You’ve now provided scaffolding and context, enabling the AI to fill in the remaining tests following your established pattern. For this part, I’m usually using something like Cursor or GitHub Copilot to generate the new code in my files. The LLM can work effectively because you’re being precise with your instructions and loading more information into its context.

Once the tests are complete, you can leverage AI to generate the React component implementation. At this point, the AI has explicit requirements, and you have automated verification that the code works correctly - eliminating guesswork and reducing manual testing.

Benefits Beyond Better Code Generation

While improved code quality is an obvious benefit, this TDD-based approach offers additional advantages:

Reduced context switching: By establishing a clear protocol, you spend less time explaining and re-explaining requirements to AI, and you can stay in your IDE if you’re using tools like Cursor, GitHub Copilot, or Amazon Q
Team alignment: Tests provide a common language for both human and AI collaborators
Maintainable AI interactions: The test suite serves as persistent documentation that can be reused across AI sessions

By adopting TDD as the framework for AI-assisted development, you’re not only writing better code and getting all the benefits of having tests — you’re establishing a powerful communication protocol between you and your AI tools. The tests you scaffold serve as clear specifications that you, product managers, and AI can all align on, dramatically reducing iterations and misunderstandings.

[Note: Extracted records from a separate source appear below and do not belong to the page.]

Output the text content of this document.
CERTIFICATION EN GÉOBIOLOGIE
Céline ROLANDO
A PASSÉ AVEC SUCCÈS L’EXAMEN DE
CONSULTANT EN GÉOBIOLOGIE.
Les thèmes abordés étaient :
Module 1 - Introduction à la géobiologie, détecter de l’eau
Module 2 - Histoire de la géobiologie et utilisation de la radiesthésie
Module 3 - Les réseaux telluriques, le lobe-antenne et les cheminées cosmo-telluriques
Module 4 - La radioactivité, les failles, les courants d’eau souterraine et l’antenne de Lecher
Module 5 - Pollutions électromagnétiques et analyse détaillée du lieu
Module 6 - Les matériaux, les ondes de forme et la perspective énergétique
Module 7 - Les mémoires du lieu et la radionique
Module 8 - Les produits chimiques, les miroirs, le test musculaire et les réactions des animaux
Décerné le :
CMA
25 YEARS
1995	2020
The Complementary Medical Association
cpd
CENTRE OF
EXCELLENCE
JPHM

The goal isn’t to automate away development work, but to offload mechanical aspects so you can focus on the creative and architectural decisions that truly require human expertise. When you begin your next feature by writing tests first, then leveraging AI to implement the solution, you’ll experience a workflow that combines human creativity with AI efficiency—resulting in higher quality code delivered faster and with greater confidence.